Saturday, January 9, 2010

Bottega - A Restaurant that Lives Up to the hype!

Yes, we finally ate - with a lunchtime reservation, no less - at a Napa Valley restaurant that actually lives up to its hype. The new-as-of-last-year Bottega, set in charming and starred-restaurant-full Yountville, had as splendid a repast as I have ever eaten. Bottega is a small restaurant in the middle of a large Inn setting and focuses, I believe, on mostly Northern Italian specialities. It was a lot of fun for husband G and I to dress up, as we hadn't been on a "date-date" in some time. We ate there at lunch because it's a tiny bit cheaper - and you can get away with not ordering wine and dessert without looking crazy. There were people dressed up in designer outfits and people in t-shirts and jeans. I was happy I'd worn a dress.
My husband G had a divine pasta dish topped with fresh ricotta and swimming in roasted rabbit and chanterelle mushrooms in a kind of red wine sauce. Really very good. However, my dish was so much better! It was perfect, perfect browned ricotta gnocchi with delicious juicy duck, roasted chestnuts and butternut squash. And the chef (Michael Chiarello) came up afterwards, not usual with a "celebrity chef" restaurant, and asked me how everything was, and I told him truthfully I'd just had the best gnocchi I'd ever eaten, and that includes trips to Italian restaurants in New York City and the south of France. The funniest part of the meal was that we were seated at a table between what appeared to be two aging blonde socialites discussing plastic surgery and what appeared to be a some sort of crime-syndicate couple (very Sopranos, but upscale!) So we spent a lot of time telling each other how delicious our food was, and also eavesdropping. And one of the socialites said to the other, "This place is expensive, but not expensive for Napa Valley!" Which I have to say, I agree with. My pasta was around $16 - and worth every freaking penny! Next time, though, I want to try the confit de canard with moutarda di fruitta. (I think I just mixed my French and very poor Italian spelling there.) I could only finish half of my pasta dish - I imagine I'll only be able to get through one quarter of an entree!
Here's a link to their dinner menu:
http://www.botteganapavalley.com/dinner.html
The service wasn't super attentive, except for a very friendly desk hostess and maitre-d - it was packed full when we were there, we couldn't get a drink refill, but maybe it's like that all the time? The waitress did know how to answer questions about the menu, and steered us accordingly to our delicious lunches, although she didn't visit us much during the lunch (see lack of drink refill opportunities.) Though it was cold outside (in the fifties) the restaurant was about a billion degrees - so dress accordingly!
Anyway, it gets two thumbs up from us! Finally, a place in Napa Valley that didn't make us long for (gulp) Seattle's dining scene!

Tuesday, January 5, 2010

California: Will It Drive Us Away?

So, you've probably heard that, for the last few years, California has had droves of people leaving. The two biggest problems my husband and I have had with the state, in the last fifteen months of living in Carlsbad and now in Napa, have been:
--gigantic taxes. Income taxes are high, sales taxes are high, even going to the DMV is expensive! And in return, you get crummy schools and crumbling roads. Good times.
--The health care here is abominable, compared to Ohio, Virginia, and Washington State. The ERs are overcrowded (not so much a problem here in Napa...) and the lack of primary care doctors looms large. The ER doc at Napa's Queen of the Valley hospital I saw when I sprained my ankle said it took him a long time to find a primary care doc who was even taking patients. The ones that are taking patients don't take insurance and require a $1500 payment up front before seeing you. It takes months to get routine tests, like an MRI, which might have taken me three days in the Seattle area. That's a problem throughout California; it must have to do with state laws and paperwork, because I had it at both ends of the state even when doctors agreed an MRI was neccessary.
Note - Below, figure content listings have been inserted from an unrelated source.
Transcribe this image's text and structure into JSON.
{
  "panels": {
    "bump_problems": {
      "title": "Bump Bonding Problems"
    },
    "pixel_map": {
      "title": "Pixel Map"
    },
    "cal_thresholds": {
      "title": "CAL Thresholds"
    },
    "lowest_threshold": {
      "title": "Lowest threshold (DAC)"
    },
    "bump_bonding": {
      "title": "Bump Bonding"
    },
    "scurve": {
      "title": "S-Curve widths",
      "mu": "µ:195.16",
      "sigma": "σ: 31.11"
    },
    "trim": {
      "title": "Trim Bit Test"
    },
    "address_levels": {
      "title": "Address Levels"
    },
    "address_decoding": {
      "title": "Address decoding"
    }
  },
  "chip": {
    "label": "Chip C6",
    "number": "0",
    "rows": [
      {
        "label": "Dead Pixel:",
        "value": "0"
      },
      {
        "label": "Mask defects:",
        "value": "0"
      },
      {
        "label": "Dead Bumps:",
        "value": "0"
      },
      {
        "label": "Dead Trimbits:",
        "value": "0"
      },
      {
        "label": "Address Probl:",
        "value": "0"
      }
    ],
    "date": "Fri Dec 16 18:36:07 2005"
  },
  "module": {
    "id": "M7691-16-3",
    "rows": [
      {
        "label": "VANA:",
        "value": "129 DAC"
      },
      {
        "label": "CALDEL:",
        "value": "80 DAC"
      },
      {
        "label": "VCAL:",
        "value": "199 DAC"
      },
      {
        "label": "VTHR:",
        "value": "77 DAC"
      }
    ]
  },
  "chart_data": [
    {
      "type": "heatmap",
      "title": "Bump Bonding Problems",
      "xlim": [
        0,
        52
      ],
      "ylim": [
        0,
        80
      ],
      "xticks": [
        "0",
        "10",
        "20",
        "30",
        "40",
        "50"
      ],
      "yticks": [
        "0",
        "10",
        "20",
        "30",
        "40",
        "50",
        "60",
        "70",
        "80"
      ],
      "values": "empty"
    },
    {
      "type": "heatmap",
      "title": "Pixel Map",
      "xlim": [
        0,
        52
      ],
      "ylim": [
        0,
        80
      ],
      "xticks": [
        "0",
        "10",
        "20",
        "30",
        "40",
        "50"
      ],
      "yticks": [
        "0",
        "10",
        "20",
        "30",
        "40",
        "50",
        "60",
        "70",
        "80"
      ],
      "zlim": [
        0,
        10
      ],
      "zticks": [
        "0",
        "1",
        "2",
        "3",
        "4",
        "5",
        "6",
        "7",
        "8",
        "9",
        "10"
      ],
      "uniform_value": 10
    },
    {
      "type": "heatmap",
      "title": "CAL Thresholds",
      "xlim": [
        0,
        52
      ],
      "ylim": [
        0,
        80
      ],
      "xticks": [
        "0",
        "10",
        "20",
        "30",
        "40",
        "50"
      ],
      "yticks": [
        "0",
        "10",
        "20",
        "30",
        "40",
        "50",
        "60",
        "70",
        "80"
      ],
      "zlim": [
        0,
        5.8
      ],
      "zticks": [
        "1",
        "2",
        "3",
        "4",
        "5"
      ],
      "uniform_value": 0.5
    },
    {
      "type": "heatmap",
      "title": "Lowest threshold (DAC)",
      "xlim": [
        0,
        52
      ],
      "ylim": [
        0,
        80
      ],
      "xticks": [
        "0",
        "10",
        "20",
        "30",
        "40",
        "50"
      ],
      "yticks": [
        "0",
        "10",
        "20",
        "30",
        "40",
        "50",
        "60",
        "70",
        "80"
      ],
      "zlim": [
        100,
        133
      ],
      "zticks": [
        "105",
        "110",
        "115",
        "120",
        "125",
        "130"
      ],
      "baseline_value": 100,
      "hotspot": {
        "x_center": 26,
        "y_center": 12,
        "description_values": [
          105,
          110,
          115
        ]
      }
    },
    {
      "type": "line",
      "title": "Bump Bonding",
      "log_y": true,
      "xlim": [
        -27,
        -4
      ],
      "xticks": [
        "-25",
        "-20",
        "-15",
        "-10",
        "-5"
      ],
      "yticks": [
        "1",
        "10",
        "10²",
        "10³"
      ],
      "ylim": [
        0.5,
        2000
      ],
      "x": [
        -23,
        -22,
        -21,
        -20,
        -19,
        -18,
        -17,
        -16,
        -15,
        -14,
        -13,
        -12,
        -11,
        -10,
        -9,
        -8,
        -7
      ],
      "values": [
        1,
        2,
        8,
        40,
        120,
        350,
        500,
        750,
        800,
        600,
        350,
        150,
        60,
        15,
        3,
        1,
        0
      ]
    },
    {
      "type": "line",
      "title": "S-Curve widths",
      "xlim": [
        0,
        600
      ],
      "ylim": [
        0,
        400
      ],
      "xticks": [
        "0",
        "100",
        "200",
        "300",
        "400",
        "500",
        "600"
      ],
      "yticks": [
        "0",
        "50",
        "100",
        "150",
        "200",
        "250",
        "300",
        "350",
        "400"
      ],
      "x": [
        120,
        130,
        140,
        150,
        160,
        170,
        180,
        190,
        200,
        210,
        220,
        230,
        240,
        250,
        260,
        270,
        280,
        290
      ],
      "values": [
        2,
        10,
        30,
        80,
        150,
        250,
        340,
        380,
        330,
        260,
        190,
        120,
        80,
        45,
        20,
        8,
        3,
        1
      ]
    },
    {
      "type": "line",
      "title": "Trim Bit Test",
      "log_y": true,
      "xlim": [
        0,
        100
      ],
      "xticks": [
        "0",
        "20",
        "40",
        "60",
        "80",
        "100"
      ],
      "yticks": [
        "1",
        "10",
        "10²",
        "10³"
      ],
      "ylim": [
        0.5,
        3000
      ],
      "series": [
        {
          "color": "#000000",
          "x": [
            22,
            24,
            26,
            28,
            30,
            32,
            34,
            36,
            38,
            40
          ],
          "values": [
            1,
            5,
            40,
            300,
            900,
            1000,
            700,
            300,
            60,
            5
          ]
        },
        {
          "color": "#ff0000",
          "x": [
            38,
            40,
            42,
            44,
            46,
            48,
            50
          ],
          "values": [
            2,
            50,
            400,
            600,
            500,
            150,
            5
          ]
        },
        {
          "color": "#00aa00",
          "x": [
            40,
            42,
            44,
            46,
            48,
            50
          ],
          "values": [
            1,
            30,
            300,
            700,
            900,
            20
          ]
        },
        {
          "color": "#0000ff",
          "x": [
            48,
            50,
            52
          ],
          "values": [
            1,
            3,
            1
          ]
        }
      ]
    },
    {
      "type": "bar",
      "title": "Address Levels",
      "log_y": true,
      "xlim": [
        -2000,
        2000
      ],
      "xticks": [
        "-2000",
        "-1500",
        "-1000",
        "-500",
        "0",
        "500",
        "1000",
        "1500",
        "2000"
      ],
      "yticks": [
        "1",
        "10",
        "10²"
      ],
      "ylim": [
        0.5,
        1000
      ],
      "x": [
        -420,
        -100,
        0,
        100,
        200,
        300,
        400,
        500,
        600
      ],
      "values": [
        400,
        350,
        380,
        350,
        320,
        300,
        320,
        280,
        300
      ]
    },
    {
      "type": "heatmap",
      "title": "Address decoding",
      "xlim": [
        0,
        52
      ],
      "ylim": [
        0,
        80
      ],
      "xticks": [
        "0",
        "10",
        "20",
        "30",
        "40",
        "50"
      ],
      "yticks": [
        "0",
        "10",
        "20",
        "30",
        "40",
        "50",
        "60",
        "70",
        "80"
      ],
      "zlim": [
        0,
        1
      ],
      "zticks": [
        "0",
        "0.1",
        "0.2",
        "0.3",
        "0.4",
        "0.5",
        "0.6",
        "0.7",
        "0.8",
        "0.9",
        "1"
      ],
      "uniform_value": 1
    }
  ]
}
But, on the good side: it is supposed to be 60 degrees here today, while the rest of the USA is in deep freeze. Even now that the leaves have fallen off the vineyards, the green hills surrounding us are still beautiful. There are still more good restaurants than you can shake a stick at (though many of them not, sadly, in our price range. Yesterday during a stroll through Yountville we were pressing our noses against the charming glass at French Laundry, where we will never eat because it is too expensive unless Thomas Keller offers to have us in for free because he likes us. It could happen, right?)

In Seattle it rains nine months a year. But you can see a doctor whenever you want! Plus, no income tax! See my struggle?